Make no mistake about it, the mujāhidīn follow the Qur’ān to the letter, say what they mean, and mean what they say. They don’t play games, a fact that was not lost on the European countries whose citizens were prisoners. America, on the other hand, chose to glibly ignore the disaster that was coming their way and today spends more in one day of dropping bombs over the Islamic State as it would have taken to get 26 year-old Kayla Mueller home. Thanks to US policy at the time, all her family got instead was evidence that she was killed by a coalition bomb in ar-Raqqah and a candlelight vigil at their hometown of Prescott, Arizona.
I've read many but of course not all articles about James Foley's execution. (Cantlie and Foley were kidnapped together in November, 2012.) This I haven't seen before:
“Great, captured on Thanksgiving day, killed on my mom’s birthday,” he said quietly, minutes before he was led out. We’d all had our heads shaved early that morning and it was clear something was up. “It’s just a video, be good for all of us,” said James. “No,” I replied. “This isn’t just a video.”

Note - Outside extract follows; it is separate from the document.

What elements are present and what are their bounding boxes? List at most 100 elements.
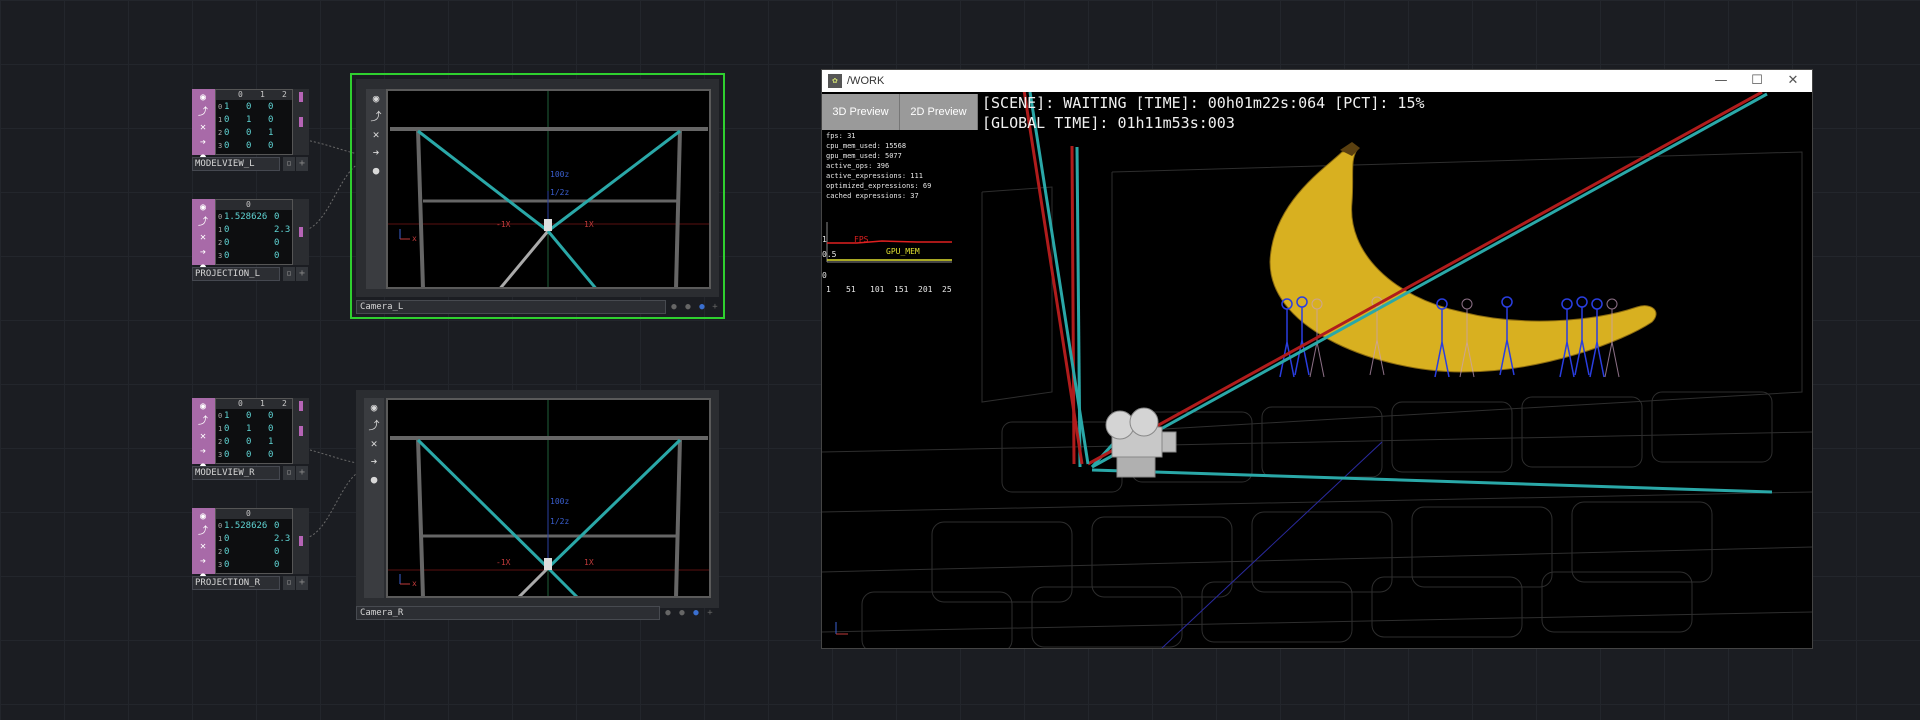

He also relates an incident involving former French hostage Nicholas Henin, whom he describes as "a peculiar fish but I rather enjoyed his company because he was quiet and said completely weird things." But the incident he describes doesn't seem weird to me. It almost makes me wonder whether someone from ISIS embellished Cantlie's article by adding things he didn't write to it.
Cantlie says he viewed this documentary on hostages and ransoms a few months ago (it has an interview with Henin and aired in June, 2015.) He doesn't say how he came to view it.
He also has this short statement on Peter Kassig:
Peter Kassig wasn’t the easiest guy to get along with in prison, but when he knew his time was coming, he became quiet and reflective. A few days before he died, he said, “Maybe after I’m dead, somehow something good will come of it.”
His death, and the deaths of the others, shamed America into change. But the shedding of their blood could have been so easily avoided in the first place.
He makes the argument that not paying ransoms serves no purpose and didn't weaken ISIS in any way. On France:
France got all their prisoners home and continue to be attacked on French soil, so the evidence is damning. By choosing not to negotiate in any way with the mujāhidīn, all America and Britain did was get six of their citizens slaughtered for no reason whatsoever other than arrogant bloody-mindedness.
...the fact is they could have gotten them all home no problem, both Americans and British, and
their war against the Islamic State would have taken exactly the same course that it has today. The events of the last year and a half have proven this statement to be true.
Lastly, Cantlie usually is quite pessimistic about his ultimate fate. He sounds less so in this article.
I have moved on both physically and mentally and have tried to put it behind me. We cannot live forever in the past.